One day after last week’s horrific gun murders of 17 students and staff at a school in Parkland, Florida, NC state representative Larry Pittman revived his plan to prevent school shootings by equipping teachers with guns, saying, “We have to get over this useless hysteria about guns and allow school personnel to have a chance to defend their lives and those of their students.”  Just days later, President Trump echoed the sentiment, suggesting schools train and arm teachers to prevent attacks by “maniacs” who are emboldened by gun-free zones.  Trump pledged federal funding for such an effort and said that teachers who agree to carry guns should receive bonuses.

The argument follows the standard NRA line we hear after nearly every school shooting, that “the only way to stop a bad guy with a gun is a good guy with a gun.”  It also protects the interests of a gun rights organization that spent $11 million supporting Trump’s presidential campaign as well as the bottom line of a $50 billion firearms industry.  However, an endorsement of the outlandish idea of arming teachers from the highest office in the land is something new.  It would be laughable if it weren’t so dangerous.

According to FBI statistics, in 2016 there were more than 11,000 criminal gun homicides in the United States.  Only 276 justifiable gun killings by private citizens occurred over the same period.  In other words, 2016 saw forty gun murders for every single case where someone used a gun to kill a bad guy in self defense–this in a country with 300 million firearms.  Perhaps even more alarming for educators who may soon be asked to carry a gun are the 2,203 unintentional shootings that took place that year.

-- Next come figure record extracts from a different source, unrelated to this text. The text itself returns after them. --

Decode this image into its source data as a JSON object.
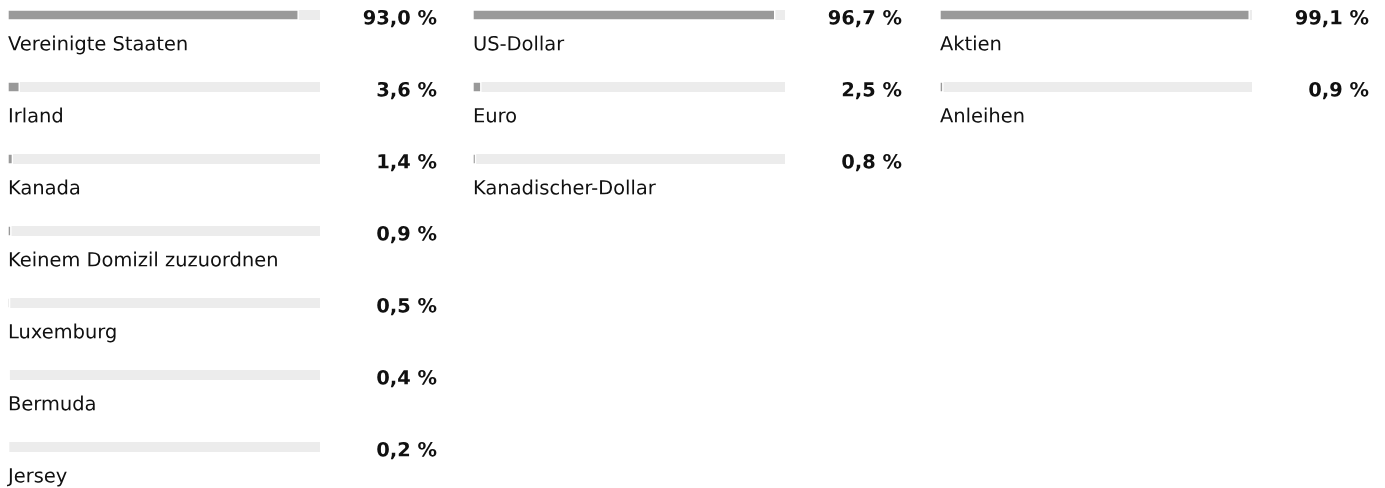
{
  "chart_data": [
    {
      "type": "bar",
      "orientation": "horizontal",
      "color": "#999999",
      "xlim": [
        0,
        100
      ],
      "categories": [
        "Vereinigte Staaten",
        "Irland",
        "Kanada",
        "Keinem Domizil zuzuordnen",
        "Luxemburg",
        "Bermuda",
        "Jersey"
      ],
      "values": [
        93.0,
        3.6,
        1.4,
        0.9,
        0.5,
        0.4,
        0.2
      ],
      "value_labels": [
        "93,0 %",
        "3,6 %",
        "1,4 %",
        "0,9 %",
        "0,5 %",
        "0,4 %",
        "0,2 %"
      ]
    },
    {
      "type": "bar",
      "orientation": "horizontal",
      "color": "#999999",
      "xlim": [
        0,
        100
      ],
      "categories": [
        "US-Dollar",
        "Euro",
        "Kanadischer-Dollar"
      ],
      "values": [
        96.7,
        2.5,
        0.8
      ],
      "value_labels": [
        "96,7 %",
        "2,5 %",
        "0,8 %"
      ]
    },
    {
      "type": "bar",
      "orientation": "horizontal",
      "color": "#999999",
      "xlim": [
        0,
        100
      ],
      "categories": [
        "Aktien",
        "Anleihen"
      ],
      "values": [
        99.1,
        0.9
      ],
      "value_labels": [
        "99,1 %",
        "0,9 %"
      ]
    }
  ]
}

Teaching in a classroom with 30-40 lively children is always an exercise in controlled chaos.  The data indicates that the risk of one of those children being shot accidentally is much higher than the possibility an armed teacher will successfully shoot an intruder.  What’s harder to gauge is the likelihood that a disturbed student who needs help we aren’t currently providing will snatch the teacher’s gun and use it on classmates or staff.

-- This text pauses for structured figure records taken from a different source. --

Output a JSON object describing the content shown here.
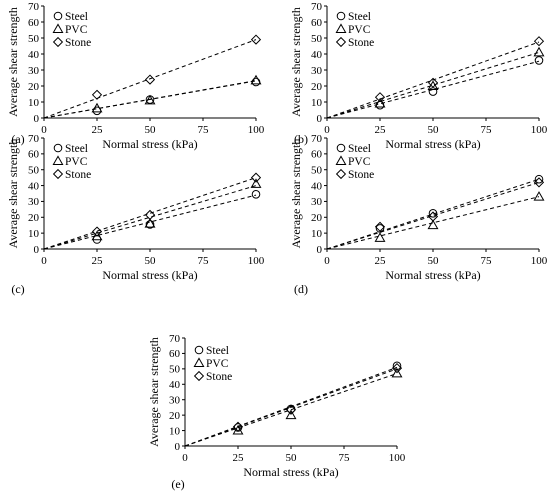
{
  "chart_data": [
    {
      "type": "scatter",
      "panel_label": "(a)",
      "xlabel": "Normal stress (kPa)",
      "ylabel": "Average shear strength",
      "xlim": [
        0,
        100
      ],
      "ylim": [
        0,
        70
      ],
      "xticks": [
        "0",
        "25",
        "50",
        "75",
        "100"
      ],
      "yticks": [
        "0",
        "10",
        "20",
        "30",
        "40",
        "50",
        "60",
        "70"
      ],
      "legend_position": "top-left",
      "x": [
        25,
        50,
        100
      ],
      "series": [
        {
          "name": "Steel",
          "marker": "circle",
          "values": [
            4.5,
            11.5,
            22.5
          ],
          "slope": 0.232
        },
        {
          "name": "PVC",
          "marker": "triangle",
          "values": [
            6,
            11,
            23.5
          ],
          "slope": 0.234
        },
        {
          "name": "Stone",
          "marker": "diamond",
          "values": [
            14.5,
            24,
            49
          ],
          "slope": 0.49
        }
      ]
    },
    {
      "type": "scatter",
      "panel_label": "(b)",
      "xlabel": "Normal stress (kPa)",
      "ylabel": "Average shear strength",
      "xlim": [
        0,
        100
      ],
      "ylim": [
        0,
        70
      ],
      "xticks": [
        "0",
        "25",
        "50",
        "75",
        "100"
      ],
      "yticks": [
        "0",
        "10",
        "20",
        "30",
        "40",
        "50",
        "60",
        "70"
      ],
      "legend_position": "top-left",
      "x": [
        25,
        50,
        100
      ],
      "series": [
        {
          "name": "Steel",
          "marker": "circle",
          "values": [
            8,
            16.5,
            36
          ],
          "slope": 0.355
        },
        {
          "name": "PVC",
          "marker": "triangle",
          "values": [
            9,
            20,
            41
          ],
          "slope": 0.41
        },
        {
          "name": "Stone",
          "marker": "diamond",
          "values": [
            13,
            22,
            48
          ],
          "slope": 0.475
        }
      ]
    },
    {
      "type": "scatter",
      "panel_label": "(c)",
      "xlabel": "Normal stress (kPa)",
      "ylabel": "Average shear strength",
      "xlim": [
        0,
        100
      ],
      "ylim": [
        0,
        70
      ],
      "xticks": [
        "0",
        "25",
        "50",
        "75",
        "100"
      ],
      "yticks": [
        "0",
        "10",
        "20",
        "30",
        "40",
        "50",
        "60",
        "70"
      ],
      "legend_position": "top-left",
      "x": [
        25,
        50,
        100
      ],
      "series": [
        {
          "name": "Steel",
          "marker": "circle",
          "values": [
            6,
            15.5,
            34.5
          ],
          "slope": 0.34
        },
        {
          "name": "PVC",
          "marker": "triangle",
          "values": [
            8,
            16,
            41
          ],
          "slope": 0.4
        },
        {
          "name": "Stone",
          "marker": "diamond",
          "values": [
            11,
            21.5,
            45
          ],
          "slope": 0.45
        }
      ]
    },
    {
      "type": "scatter",
      "panel_label": "(d)",
      "xlabel": "Normal stress (kPa)",
      "ylabel": "Average shear strength",
      "xlim": [
        0,
        100
      ],
      "ylim": [
        0,
        70
      ],
      "xticks": [
        "0",
        "25",
        "50",
        "75",
        "100"
      ],
      "yticks": [
        "0",
        "10",
        "20",
        "30",
        "40",
        "50",
        "60",
        "70"
      ],
      "legend_position": "top-left",
      "x": [
        25,
        50,
        100
      ],
      "series": [
        {
          "name": "Steel",
          "marker": "circle",
          "values": [
            13,
            22.5,
            44
          ],
          "slope": 0.44
        },
        {
          "name": "PVC",
          "marker": "triangle",
          "values": [
            7,
            15,
            33
          ],
          "slope": 0.33
        },
        {
          "name": "Stone",
          "marker": "diamond",
          "values": [
            14,
            20.5,
            42
          ],
          "slope": 0.42
        }
      ]
    },
    {
      "type": "scatter",
      "panel_label": "(e)",
      "xlabel": "Normal stress (kPa)",
      "ylabel": "Average shear strength",
      "xlim": [
        0,
        100
      ],
      "ylim": [
        0,
        70
      ],
      "xticks": [
        "0",
        "25",
        "50",
        "75",
        "100"
      ],
      "yticks": [
        "0",
        "10",
        "20",
        "30",
        "40",
        "50",
        "60",
        "70"
      ],
      "legend_position": "top-left",
      "x": [
        25,
        50,
        100
      ],
      "series": [
        {
          "name": "Steel",
          "marker": "circle",
          "values": [
            12,
            24,
            52
          ],
          "slope": 0.51
        },
        {
          "name": "PVC",
          "marker": "triangle",
          "values": [
            10,
            20,
            47
          ],
          "slope": 0.47
        },
        {
          "name": "Stone",
          "marker": "diamond",
          "values": [
            12.5,
            23.5,
            50.5
          ],
          "slope": 0.5
        }
      ]
    }
  ]
}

Industry standards recommend ratios of 1:250 for both school counselors and social workers who serve our children.  In school year 2016-17, North Carolina’s students were supported by counselors at a ratio of 1:355 and by social workers at a ratio of just 1:1447.  The suggested ratio of psychologists per student is 1:500.  Last year our ratio was 1:1829.  How many of the school shootings we’ve witnessed recently could have been prevented had we done a better job of creating healthy school environments and aiding students in emotional distress?

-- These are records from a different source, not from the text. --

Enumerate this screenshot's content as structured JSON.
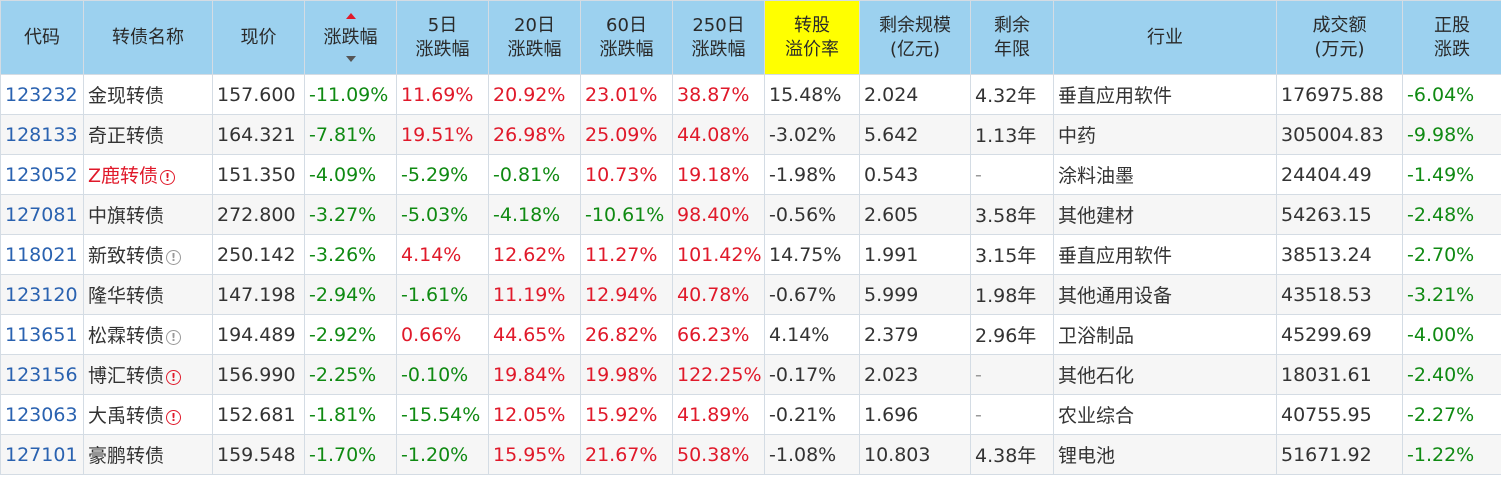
{
  "table": {
    "headers": [
      [
        "代码"
      ],
      [
        "转债名称"
      ],
      [
        "现价"
      ],
      [
        "涨跌幅"
      ],
      [
        "5日",
        "涨跌幅"
      ],
      [
        "20日",
        "涨跌幅"
      ],
      [
        "60日",
        "涨跌幅"
      ],
      [
        "250日",
        "涨跌幅"
      ],
      [
        "转股",
        "溢价率"
      ],
      [
        "剩余规模",
        "(亿元)"
      ],
      [
        "剩余",
        "年限"
      ],
      [
        "行业"
      ],
      [
        "成交额",
        "(万元)"
      ],
      [
        "正股",
        "涨跌"
      ]
    ],
    "highlight_header_color": "#ffff00",
    "header_bg_color": "#9cd1ef",
    "rows": [
      {
        "code": "123232",
        "name": "金现转债",
        "name_red": false,
        "icon": "",
        "price": "157.600",
        "chg": "-11.09%",
        "chg5": "11.69%",
        "chg20": "20.92%",
        "chg60": "23.01%",
        "chg250": "38.87%",
        "premium": "15.48%",
        "scale": "2.024",
        "years": "4.32年",
        "industry": "垂直应用软件",
        "turnover": "176975.88",
        "stock_chg": "-6.04%"
      },
      {
        "code": "128133",
        "name": "奇正转债",
        "name_red": false,
        "icon": "",
        "price": "164.321",
        "chg": "-7.81%",
        "chg5": "19.51%",
        "chg20": "26.98%",
        "chg60": "25.09%",
        "chg250": "44.08%",
        "premium": "-3.02%",
        "scale": "5.642",
        "years": "1.13年",
        "industry": "中药",
        "turnover": "305004.83",
        "stock_chg": "-9.98%"
      },
      {
        "code": "123052",
        "name": "Z鹿转债",
        "name_red": true,
        "icon": "red",
        "price": "151.350",
        "chg": "-4.09%",
        "chg5": "-5.29%",
        "chg20": "-0.81%",
        "chg60": "10.73%",
        "chg250": "19.18%",
        "premium": "-1.98%",
        "scale": "0.543",
        "years": "-",
        "industry": "涂料油墨",
        "turnover": "24404.49",
        "stock_chg": "-1.49%"
      },
      {
        "code": "127081",
        "name": "中旗转债",
        "name_red": false,
        "icon": "",
        "price": "272.800",
        "chg": "-3.27%",
        "chg5": "-5.03%",
        "chg20": "-4.18%",
        "chg60": "-10.61%",
        "chg250": "98.40%",
        "premium": "-0.56%",
        "scale": "2.605",
        "years": "3.58年",
        "industry": "其他建材",
        "turnover": "54263.15",
        "stock_chg": "-2.48%"
      },
      {
        "code": "118021",
        "name": "新致转债",
        "name_red": false,
        "icon": "grey",
        "price": "250.142",
        "chg": "-3.26%",
        "chg5": "4.14%",
        "chg20": "12.62%",
        "chg60": "11.27%",
        "chg250": "101.42%",
        "premium": "14.75%",
        "scale": "1.991",
        "years": "3.15年",
        "industry": "垂直应用软件",
        "turnover": "38513.24",
        "stock_chg": "-2.70%"
      },
      {
        "code": "123120",
        "name": "隆华转债",
        "name_red": false,
        "icon": "",
        "price": "147.198",
        "chg": "-2.94%",
        "chg5": "-1.61%",
        "chg20": "11.19%",
        "chg60": "12.94%",
        "chg250": "40.78%",
        "premium": "-0.67%",
        "scale": "5.999",
        "years": "1.98年",
        "industry": "其他通用设备",
        "turnover": "43518.53",
        "stock_chg": "-3.21%"
      },
      {
        "code": "113651",
        "name": "松霖转债",
        "name_red": false,
        "icon": "grey",
        "price": "194.489",
        "chg": "-2.92%",
        "chg5": "0.66%",
        "chg20": "44.65%",
        "chg60": "26.82%",
        "chg250": "66.23%",
        "premium": "4.14%",
        "scale": "2.379",
        "years": "2.96年",
        "industry": "卫浴制品",
        "turnover": "45299.69",
        "stock_chg": "-4.00%"
      },
      {
        "code": "123156",
        "name": "博汇转债",
        "name_red": false,
        "icon": "red",
        "price": "156.990",
        "chg": "-2.25%",
        "chg5": "-0.10%",
        "chg20": "19.84%",
        "chg60": "19.98%",
        "chg250": "122.25%",
        "premium": "-0.17%",
        "scale": "2.023",
        "years": "-",
        "industry": "其他石化",
        "turnover": "18031.61",
        "stock_chg": "-2.40%"
      },
      {
        "code": "123063",
        "name": "大禹转债",
        "name_red": false,
        "icon": "red",
        "price": "152.681",
        "chg": "-1.81%",
        "chg5": "-15.54%",
        "chg20": "12.05%",
        "chg60": "15.92%",
        "chg250": "41.89%",
        "premium": "-0.21%",
        "scale": "1.696",
        "years": "-",
        "industry": "农业综合",
        "turnover": "40755.95",
        "stock_chg": "-2.27%"
      },
      {
        "code": "127101",
        "name": "豪鹏转债",
        "name_red": false,
        "icon": "",
        "price": "159.548",
        "chg": "-1.70%",
        "chg5": "-1.20%",
        "chg20": "15.95%",
        "chg60": "21.67%",
        "chg250": "50.38%",
        "premium": "-1.08%",
        "scale": "10.803",
        "years": "4.38年",
        "industry": "锂电池",
        "turnover": "51671.92",
        "stock_chg": "-1.22%"
      }
    ]
  }
}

Gun violence in America is extremely complicated and comes with no single solution.  Giving teachers guns would undoubtedly make this grave crisis even worse.  Our approaches to school shootings must not be driven by legislators’ action movie fantasies or by their loyalty to lobbyists.  We must ensure that school resources provide sufficient social and emotional care to students who desperately need it.  Doing so will be one vital step toward avoiding such unspeakable tragedies in the future.